Two-thirds of legal operations professionals expect generative AI will help their departments bring more work in-house, a recent report found.
Along those lines, 70% of legal ops pros believe generative AI will lower their in-house departments’ legal spend, according to the Law Department Operations Survey from Blickstein Group and Deloitte.
Roughly one-fourth of the surveyed operations professionals said their law departments already have generative AI-powered tools and plan to update them, while another 36% said they do not have those tools but plan to add them.
The tasks law departments report sometimes using generative AI to complete include document management (23.1%), e-billing (21.2%), pre-execution contract management (17.3%), document/contract assembly (15.4%) and matter management (15.4%).
The only task for which the ops pro reported always using generative AI was pre-execution contract management at 1.9%.

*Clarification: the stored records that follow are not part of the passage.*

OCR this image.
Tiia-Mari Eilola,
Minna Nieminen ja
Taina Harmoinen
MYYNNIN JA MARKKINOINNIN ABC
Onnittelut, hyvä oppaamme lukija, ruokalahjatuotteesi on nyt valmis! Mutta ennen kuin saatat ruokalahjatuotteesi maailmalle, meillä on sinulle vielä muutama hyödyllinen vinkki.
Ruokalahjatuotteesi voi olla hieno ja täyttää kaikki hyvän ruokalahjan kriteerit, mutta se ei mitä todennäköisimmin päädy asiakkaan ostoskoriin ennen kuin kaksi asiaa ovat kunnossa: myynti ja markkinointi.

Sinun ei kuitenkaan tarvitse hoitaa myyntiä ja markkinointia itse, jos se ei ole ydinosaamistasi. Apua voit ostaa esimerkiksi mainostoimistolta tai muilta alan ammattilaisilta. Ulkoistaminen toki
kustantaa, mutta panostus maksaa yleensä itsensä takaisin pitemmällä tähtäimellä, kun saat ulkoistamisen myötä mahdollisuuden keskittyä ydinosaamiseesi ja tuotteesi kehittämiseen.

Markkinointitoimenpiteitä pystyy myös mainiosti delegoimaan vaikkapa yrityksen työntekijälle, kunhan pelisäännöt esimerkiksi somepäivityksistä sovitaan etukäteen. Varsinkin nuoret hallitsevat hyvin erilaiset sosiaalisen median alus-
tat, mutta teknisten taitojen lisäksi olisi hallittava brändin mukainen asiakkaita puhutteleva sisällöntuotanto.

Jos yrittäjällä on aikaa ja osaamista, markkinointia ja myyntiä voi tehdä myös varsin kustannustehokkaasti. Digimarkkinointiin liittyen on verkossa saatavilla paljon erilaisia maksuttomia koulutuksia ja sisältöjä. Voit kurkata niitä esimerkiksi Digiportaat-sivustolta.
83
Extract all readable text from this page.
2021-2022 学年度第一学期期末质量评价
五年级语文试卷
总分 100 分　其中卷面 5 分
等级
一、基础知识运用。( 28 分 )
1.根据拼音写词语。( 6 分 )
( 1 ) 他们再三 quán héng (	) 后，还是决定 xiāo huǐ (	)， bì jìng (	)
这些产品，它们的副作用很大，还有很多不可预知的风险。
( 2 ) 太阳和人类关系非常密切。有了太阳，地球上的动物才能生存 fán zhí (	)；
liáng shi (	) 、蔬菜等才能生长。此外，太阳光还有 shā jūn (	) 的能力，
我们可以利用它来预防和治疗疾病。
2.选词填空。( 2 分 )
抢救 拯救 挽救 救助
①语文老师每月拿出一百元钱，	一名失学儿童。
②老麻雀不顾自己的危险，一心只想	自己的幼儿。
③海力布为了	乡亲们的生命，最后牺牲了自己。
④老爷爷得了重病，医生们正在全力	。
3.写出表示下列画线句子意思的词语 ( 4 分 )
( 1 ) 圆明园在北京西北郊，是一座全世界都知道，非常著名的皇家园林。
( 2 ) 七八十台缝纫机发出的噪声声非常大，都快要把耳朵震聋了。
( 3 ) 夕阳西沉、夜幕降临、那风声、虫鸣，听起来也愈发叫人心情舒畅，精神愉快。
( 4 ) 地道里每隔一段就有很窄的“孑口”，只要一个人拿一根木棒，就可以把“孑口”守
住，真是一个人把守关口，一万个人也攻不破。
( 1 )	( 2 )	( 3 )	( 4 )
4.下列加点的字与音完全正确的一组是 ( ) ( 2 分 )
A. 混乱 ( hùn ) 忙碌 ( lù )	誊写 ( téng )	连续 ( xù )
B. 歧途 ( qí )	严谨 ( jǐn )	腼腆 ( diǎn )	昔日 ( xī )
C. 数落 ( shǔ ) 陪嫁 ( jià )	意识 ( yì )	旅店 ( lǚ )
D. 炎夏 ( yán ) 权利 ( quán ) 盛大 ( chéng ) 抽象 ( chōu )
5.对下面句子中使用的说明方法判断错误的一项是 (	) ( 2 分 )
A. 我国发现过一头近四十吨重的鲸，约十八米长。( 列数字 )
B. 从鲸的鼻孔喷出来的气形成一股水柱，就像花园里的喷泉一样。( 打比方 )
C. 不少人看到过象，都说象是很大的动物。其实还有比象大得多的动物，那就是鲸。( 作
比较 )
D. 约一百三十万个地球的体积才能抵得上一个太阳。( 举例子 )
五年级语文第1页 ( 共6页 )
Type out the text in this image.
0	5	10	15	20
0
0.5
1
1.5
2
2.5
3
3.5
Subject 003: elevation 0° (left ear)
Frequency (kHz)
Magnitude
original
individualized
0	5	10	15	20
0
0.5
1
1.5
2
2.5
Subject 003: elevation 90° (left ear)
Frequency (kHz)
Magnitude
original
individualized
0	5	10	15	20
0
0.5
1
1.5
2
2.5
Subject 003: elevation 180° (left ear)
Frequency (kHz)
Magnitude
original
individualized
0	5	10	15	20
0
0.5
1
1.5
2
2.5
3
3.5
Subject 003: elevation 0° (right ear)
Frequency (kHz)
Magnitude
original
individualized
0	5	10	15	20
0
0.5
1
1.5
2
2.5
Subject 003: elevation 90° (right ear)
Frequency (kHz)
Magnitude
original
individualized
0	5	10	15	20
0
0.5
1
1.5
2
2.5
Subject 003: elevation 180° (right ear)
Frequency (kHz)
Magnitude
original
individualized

The in-house legal use of generative AI is beginning to grow as legal ops pros and other colleagues work to become more comfortable using the emerging technology.
A combined 18.6% of legal ops pros said they were either very or somewhat comfortable using generative AI.
On the other hand, 25.9% of ops pros reported being somewhat uncomfortable using the technology and 11.1% said they are very uncomfortable.
“While there are valid reasons to be trepidatious, generative AI offers a promise that’s familiar to those who have spent any time exploring the vast field of legal technology offerings: better results in less time with a lower price tag,” the report said.
Expectations of law firms
Meanwhile, nearly two-thirds (63%) of legal ops pros said they encourage their outside law firms to use generative AI, the report found.
An even higher percentage, 68.2%, said they believed the value of legal services provided by law firms would improve if generative AI/large language models are incorporated into their service delivery models.
Additionally, 54.5% of legal ops pros said they agreed that for work augmented by generative AI, law firms will increase their use of alternative fee arrangements and modified billing.
“Generative AI may give law firms the ability to complete a higher volume of work faster, but they will only benefit if they, with the help of their clients, finally get serious about alternative fee arrangements,” the ops report said.
On the other end of the spectrum, 28% of legal ops pros said they discourage their law firms from using generative AI and 10% said they outright forbid its use.